I was the Deputy Team Leader for the United States at the 2011 International Mathematical Olympiad, in Amsterdam, Netherlands. I returned to the Math Olympiad Summer Program for two weeks. This time, in addition to teaching several courses in Combinatorics, I also directed a new initiative (sponsored by a new grant from the National Science Foundation) to connect Olympiad mathematics with research mathematics. Lecture notes are below:
Topic | Level |
Graph theory | Red, Green, Blue |
Algebraic methods in combinatorics | Black |
Combinatorics of sets | Red, Green, Blue, Black |
Probabilistic methods in combinatorics | Black |
I was the Deputy Team Leader for the United States at the 2010 International Mathematical Olympiad, in Astana, Kazakhstan, and the Team Leader at the 2010 Romanian Masters in Mathematics in Bucharest. I returned to the Math Olympiad Summer Program for a week, teaching several courses in Combinatorics. Lecture notes are below.
Topic | Level |
Pigeonhole principle | Red |
Trees | Red, Green, Blue |
Extremal arguments | Blue |
Matching and planarity | Red, Green, Blue |
Probabilistic methods in combinatorics | Blue |
I returned as an Instructor for the week of June 14, to teach several courses in Combinatorics. Lecture notes are below. The three highlighted lectures include topics that I encountered during graduate school, which also illustrate techniques relevant to Olympiad problem solving.
Topic | Level |
Probabilistic methods in combinatorics | Blue, Black |
Graph theory: introduction | Red, Blue |
Graph theory II | Red, Blue |
Algebraic methods in combinatorics | Black |
Extremal graph theory | Red, Blue |
Combinatorial gems | Blue, Black |
I returned as an Instructor for the week of June 23. Unfortunately, I did not have time time to stay for the entire program because I was concentrating on my Ph.D. research.
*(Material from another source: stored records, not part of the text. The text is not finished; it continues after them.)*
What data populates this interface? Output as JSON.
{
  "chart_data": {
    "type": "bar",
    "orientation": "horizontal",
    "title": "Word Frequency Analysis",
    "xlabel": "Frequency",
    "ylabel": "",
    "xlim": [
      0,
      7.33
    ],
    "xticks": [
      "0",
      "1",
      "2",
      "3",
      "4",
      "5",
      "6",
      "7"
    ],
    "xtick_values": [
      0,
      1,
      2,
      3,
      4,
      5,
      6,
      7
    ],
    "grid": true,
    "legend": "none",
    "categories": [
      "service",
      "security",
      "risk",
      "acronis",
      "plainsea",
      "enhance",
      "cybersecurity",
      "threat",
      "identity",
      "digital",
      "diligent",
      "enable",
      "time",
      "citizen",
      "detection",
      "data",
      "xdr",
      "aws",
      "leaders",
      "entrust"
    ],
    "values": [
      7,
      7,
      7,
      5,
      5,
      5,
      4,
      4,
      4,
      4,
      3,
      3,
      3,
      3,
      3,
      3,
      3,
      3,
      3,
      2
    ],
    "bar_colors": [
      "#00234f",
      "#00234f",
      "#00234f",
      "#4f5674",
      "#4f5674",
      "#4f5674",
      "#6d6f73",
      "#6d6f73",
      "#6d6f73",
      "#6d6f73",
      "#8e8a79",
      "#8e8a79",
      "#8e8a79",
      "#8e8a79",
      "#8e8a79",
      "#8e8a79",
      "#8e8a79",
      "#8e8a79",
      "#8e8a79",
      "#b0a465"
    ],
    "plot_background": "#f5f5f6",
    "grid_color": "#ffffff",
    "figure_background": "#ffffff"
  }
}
The two highlighted lectures introduce concepts and methods that I learned through my Ph.D. research with Benny Sudakov, and illustrate how these beautiful techniques from research mathematics are also useful in the context of Olympiad problem solving.
Topic | Level |
Collinearity and concurrence | Red |
Graph theory | Red, Blue |
Probabilistic methods in combinatorics | Black |
Convexity (inequalities) | Red, Blue |
Algebraic methods in combinatorics | Black |
Useful references for some of the above topics:
I was the Deputy Team Leader for the United States at the 2004 International Mathematical Olympiad (Athens, Greece), and an Instructor at the Summer Program.
(I prepared fewer handouts compared to 2003 because I mostly lectured from the book A Path to Combinatorics for Undergraduates: Counting Strategies, by Titu Andreescu and Zuming Feng.)
This was the first year that I did a significant amount of teaching; I was a Junior Instructor. My notes are below.
Akamai made a very substantial gift to the national Math Olympiad program in 2002, enabling the centralized USAMO, and a vastly enlarged MOP (up to about 180 students, compared to around 30 the previous year). Many IMO alumni returned as first-time staff members that year. I came as a grader, but I volunteered several lectures because teaching was exhilarating.
Former members of the USA IMO team were invited back to assist at IMO 2001, which was hosted in Washington, D.C. Older alumni served as coordinators. Several of us were still in college at the time, and came back as tour guides. I was the guide for Singapore.
I was wrong in 1998, and returned to MOP again. Since the USA Team Leader, Titu Andreescu, had close connections with the Romanian Math Olympiad movement, we also spent a week training with the Romanian team in Sinaia before the IMO, which was in Bucharest, Romania that year.
I returned as a veteran this year. Back then, students sometimes contributed lectures for fun, and I gave the last lecture on the last day, on an unusual technique that I had come up with to solve geometry problems (my favorite subject at the time). The handout is unedited, hence the high-schoolish humor.
This was my introduction to the MOP world.